FLOYD COUNTY, Indiana — Rondale Moore, einstiger Arizona-Cardinals-Draftpick und zuletzt bei den Minnesota Vikings, starb am 21. Februar 2026 im Alter von 25 Jahren. Die Leiche fand man in einer Garage, laut Ermittlern handelt es sich um eine selbst zugefügte Schusswunde.
Floyd County Coroner Matthew Tomlin bestätigte den Tod gegenüber dem Louisville Courier Journal. Eine Autopsie ist für Sonntag, den 22. Februar, angesetzt, erklärte Tomlin. Die Todesursache wird noch untersucht. Es bestehe keine Gefahr für die Öffentlichkeit, teilte er mit.
Laut WLKY halten Behörden die Verletzung für selbst beigebracht. Weitere Umstände bleiben bis Samstag unklar.

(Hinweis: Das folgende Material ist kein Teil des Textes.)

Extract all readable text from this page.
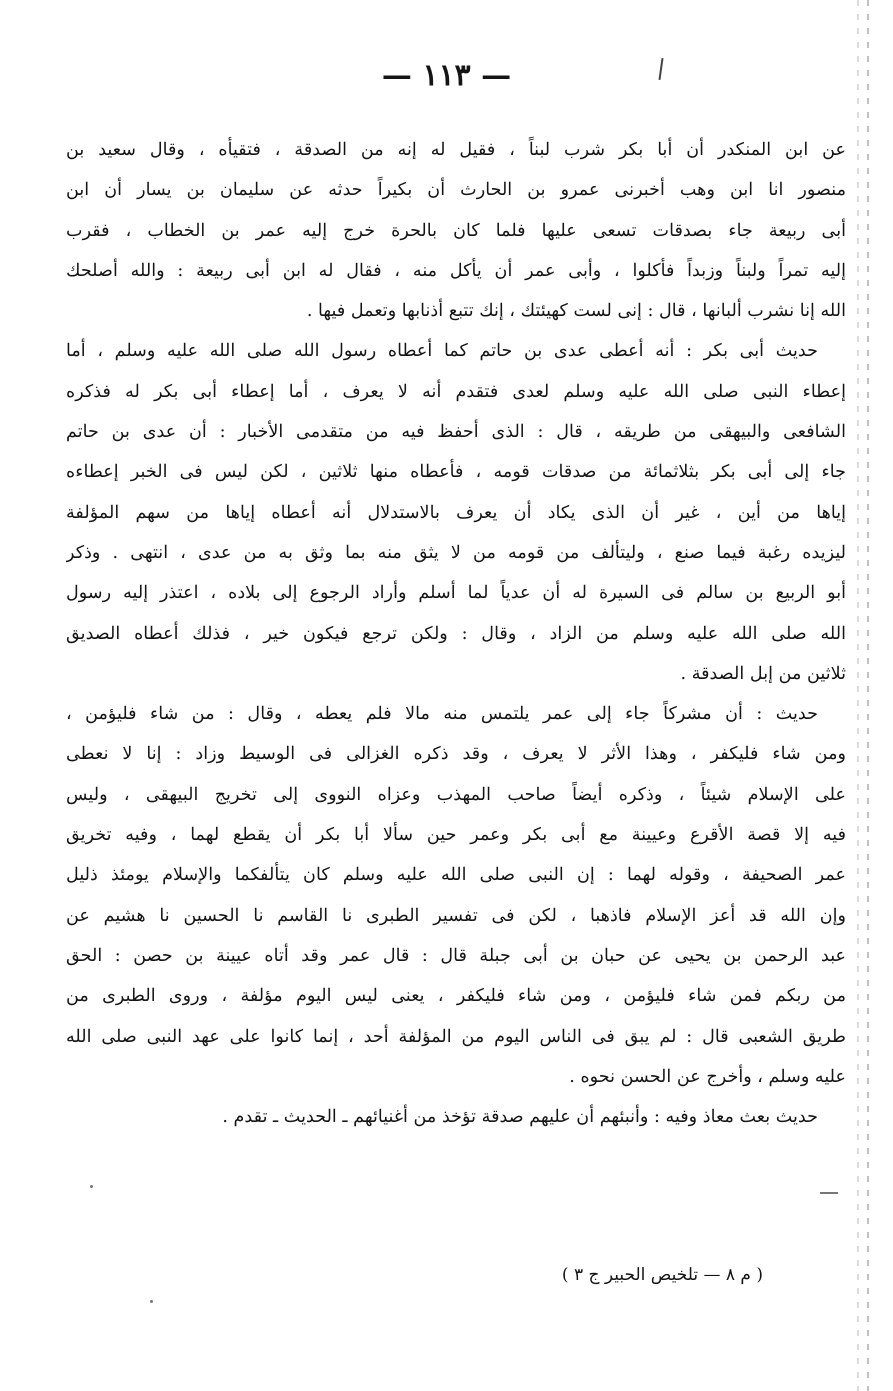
— ١١٣ —
عن ابن المنكدر أن أبا بكر شرب لبناً ، فقيل له إنه من الصدقة ، فتقيأه ، وقال سعيد بن
منصور انا ابن وهب أخبرنى عمرو بن الحارث أن بكيراً حدثه عن سليمان بن يسار أن ابن
أبى ربيعة جاء بصدقات تسعى عليها فلما كان بالحرة خرج إليه عمر بن الخطاب ، فقرب
إليه تمراً ولبناً وزبداً فأكلوا ، وأبى عمر أن يأكل منه ، فقال له ابن أبى ربيعة : والله أصلحك
الله إنا نشرب ألبانها ، قال : إنى لست كهيئتك ، إنك تتبع أذنابها وتعمل فيها .
حديث أبى بكر : أنه أعطى عدى بن حاتم كما أعطاه رسول الله صلى الله عليه وسلم ، أما
إعطاء النبى صلى الله عليه وسلم لعدى فتقدم أنه لا يعرف ، أما إعطاء أبى بكر له فذكره
الشافعى والبيهقى من طريقه ، قال : الذى أحفظ فيه من متقدمى الأخبار : أن عدى بن حاتم
جاء إلى أبى بكر بثلاثمائة من صدقات قومه ، فأعطاه منها ثلاثين ، لكن ليس فى الخبر إعطاءه
إياها من أين ، غير أن الذى يكاد أن يعرف بالاستدلال أنه أعطاه إياها من سهم المؤلفة
ليزيده رغبة فيما صنع ، وليتألف من قومه من لا يثق منه بما وثق به من عدى ، انتهى . وذكر
أبو الربيع بن سالم فى السيرة له أن عدياً لما أسلم وأراد الرجوع إلى بلاده ، اعتذر إليه رسول
الله صلى الله عليه وسلم من الزاد ، وقال : ولكن ترجع فيكون خير ، فذلك أعطاه الصديق
ثلاثين من إبل الصدقة .
حديث : أن مشركاً جاء إلى عمر يلتمس منه مالا فلم يعطه ، وقال : من شاء فليؤمن ،
ومن شاء فليكفر ، وهذا الأثر لا يعرف ، وقد ذكره الغزالى فى الوسيط وزاد : إنا لا نعطى
على الإسلام شيئاً ، وذكره أيضاً صاحب المهذب وعزاه النووى إلى تخريج البيهقى ، وليس
فيه إلا قصة الأقرع وعيينة مع أبى بكر وعمر حين سألا أبا بكر أن يقطع لهما ، وفيه تخريق
عمر الصحيفة ، وقوله لهما : إن النبى صلى الله عليه وسلم كان يتألفكما والإسلام يومئذ ذليل
وإن الله قد أعز الإسلام فاذهبا ، لكن فى تفسير الطبرى نا القاسم نا الحسين نا هشيم عن
عبد الرحمن بن يحيى عن حبان بن أبى جبلة قال : قال عمر وقد أتاه عيينة بن حصن : الحق
من ربكم فمن شاء فليؤمن ، ومن شاء فليكفر ، يعنى ليس اليوم مؤلفة ، وروى الطبرى من
طريق الشعبى قال : لم يبق فى الناس اليوم من المؤلفة أحد ، إنما كانوا على عهد النبى صلى الله
عليه وسلم ، وأخرج عن الحسن نحوه .
حديث بعث معاذ وفيه : وأنبئهم أن عليهم صدقة تؤخذ من أغنيائهم ـ الحديث ـ تقدم .
( م ٨ — تلخيص الحبير ج ٣ )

Moore stammte aus Indiana und glänzte am Trinity High School in Louisville, Kentucky. Als Freshman an der Purdue University wurde er zum Consensus All-American. Die Arizona Cardinals wählten ihn 2021 im zweiten Durchgang, Position 49.

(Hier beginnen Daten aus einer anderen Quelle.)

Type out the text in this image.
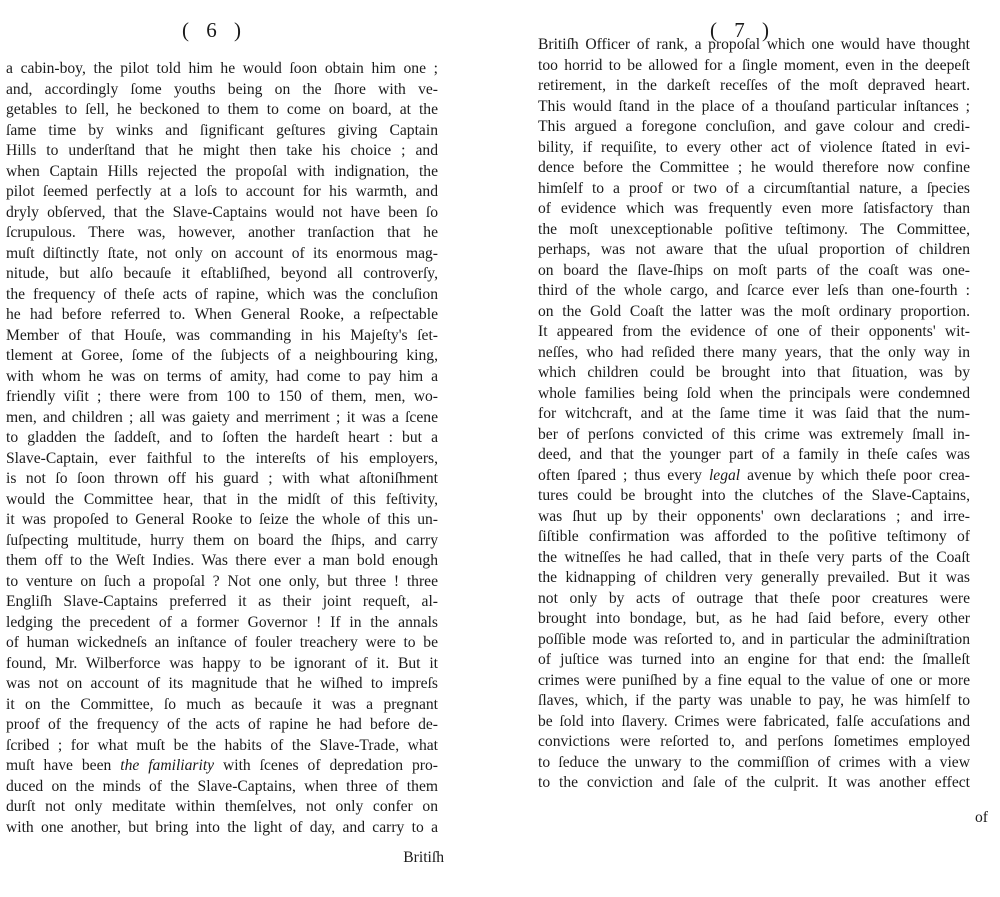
( 6 )
a cabin-boy, the pilot told him he would ſoon obtain him one ;
and, accordingly ſome youths being on the ſhore with ve-
getables to ſell, he beckoned to them to come on board, at the
ſame time by winks and ſignificant geſtures giving Captain
Hills to underſtand that he might then take his choice ; and
when Captain Hills rejected the propoſal with indignation, the
pilot ſeemed perfectly at a loſs to account for his warmth, and
dryly obſerved, that the Slave-Captains would not have been ſo
ſcrupulous. There was, however, another tranſaction that he
muſt diſtinctly ſtate, not only on account of its enormous mag-
nitude, but alſo becauſe it eſtabliſhed, beyond all controverſy,
the frequency of theſe acts of rapine, which was the concluſion
he had before referred to. When General Rooke, a reſpectable
Member of that Houſe, was commanding in his Majeſty's ſet-
tlement at Goree, ſome of the ſubjects of a neighbouring king,
with whom he was on terms of amity, had come to pay him a
friendly viſit ; there were from 100 to 150 of them, men, wo-
men, and children ; all was gaiety and merriment ; it was a ſcene
to gladden the ſaddeſt, and to ſoften the hardeſt heart : but a
Slave-Captain, ever faithful to the intereſts of his employers,
is not ſo ſoon thrown off his guard ; with what aſtoniſhment
would the Committee hear, that in the midſt of this feſtivity,
it was propoſed to General Rooke to ſeize the whole of this un-
ſuſpecting multitude, hurry them on board the ſhips, and carry
them off to the Weſt Indies. Was there ever a man bold enough
to venture on ſuch a propoſal ? Not one only, but three ! three
Engliſh Slave-Captains preferred it as their joint requeſt, al-
ledging the precedent of a former Governor ! If in the annals
of human wickedneſs an inſtance of fouler treachery were to be
found, Mr. Wilberforce was happy to be ignorant of it. But it
was not on account of its magnitude that he wiſhed to impreſs
it on the Committee, ſo much as becauſe it was a pregnant
proof of the frequency of the acts of rapine he had before de-
ſcribed ; for what muſt be the habits of the Slave-Trade, what
muſt have been the familiarity with ſcenes of depredation pro-
duced on the minds of the Slave-Captains, when three of them
durſt not only meditate within themſelves, not only confer on
with one another, but bring into the light of day, and carry to a
Britiſh
( 7 )
Britiſh Officer of rank, a propoſal which one would have thought
too horrid to be allowed for a ſingle moment, even in the deepeſt
retirement, in the darkeſt receſſes of the moſt depraved heart.
This would ſtand in the place of a thouſand particular inſtances ;
This argued a foregone concluſion, and gave colour and credi-
bility, if requiſite, to every other act of violence ſtated in evi-
dence before the Committee ; he would therefore now confine
himſelf to a proof or two of a circumſtantial nature, a ſpecies
of evidence which was frequently even more ſatisfactory than
the moſt unexceptionable poſitive teſtimony. The Committee,
perhaps, was not aware that the uſual proportion of children
on board the ſlave-ſhips on moſt parts of the coaſt was one-
third of the whole cargo, and ſcarce ever leſs than one-fourth :
on the Gold Coaſt the latter was the moſt ordinary proportion.
It appeared from the evidence of one of their opponents' wit-
neſſes, who had reſided there many years, that the only way in
which children could be brought into that ſituation, was by
whole families being ſold when the principals were condemned
for witchcraft, and at the ſame time it was ſaid that the num-
ber of perſons convicted of this crime was extremely ſmall in-
deed, and that the younger part of a family in theſe caſes was
often ſpared ; thus every legal avenue by which theſe poor crea-
tures could be brought into the clutches of the Slave-Captains,
was ſhut up by their opponents' own declarations ; and irre-
ſiſtible confirmation was afforded to the poſitive teſtimony of
the witneſſes he had called, that in theſe very parts of the Coaſt
the kidnapping of children very generally prevailed. But it was
not only by acts of outrage that theſe poor creatures were
brought into bondage, but, as he had ſaid before, every other
poſſible mode was reſorted to, and in particular the adminiſtration
of juſtice was turned into an engine for that end: the ſmalleſt
crimes were puniſhed by a fine equal to the value of one or more
ſlaves, which, if the party was unable to pay, he was himſelf to
be ſold into ſlavery. Crimes were fabricated, falſe accuſations and
convictions were reſorted to, and perſons ſometimes employed
to ſeduce the unwary to the commiſſion of crimes with a view
to the conviction and ſale of the culprit. It was another effect
of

In drei Arizona-Saisons fing er 114 Pässe für 1368 Yards und fünf Touchdowns. 2024 wechselte er zu den Atlanta Falcons. 2025 kam er zu den Vikings und spielte sechs Partien mit 19 Fängen für 281 Yards, ehe Verletzungen ihn bremsten.
Minnesota-Vikings-Trainer Kevin O’Connell Tributierte Moore auf Social Media. „Ich bin am Boden zerstört von Rondales Tod“, schrieb O’Connell. „Er war nur kurz bei den Vikings, doch wir lernten ihn kennen und schätzen. Er war bescheiden, zurückhaltend und respektvoll, stolz auf seine Indiana-Wurzeln. Als Spieler diszipliniert, engagiert und widerstandsfähig trotz mehrmaliger Verletzungen.“
Fans und Ex-Teamkollegen teilten Erinnerungen online. Cardinals-Fans erinnerten an seine 4,29 Sekunden über 40 Yards beim Combine. Purdue-Alumni feierten seine Big-Ten-Freshman-Rekorde bei Receptions und Yards.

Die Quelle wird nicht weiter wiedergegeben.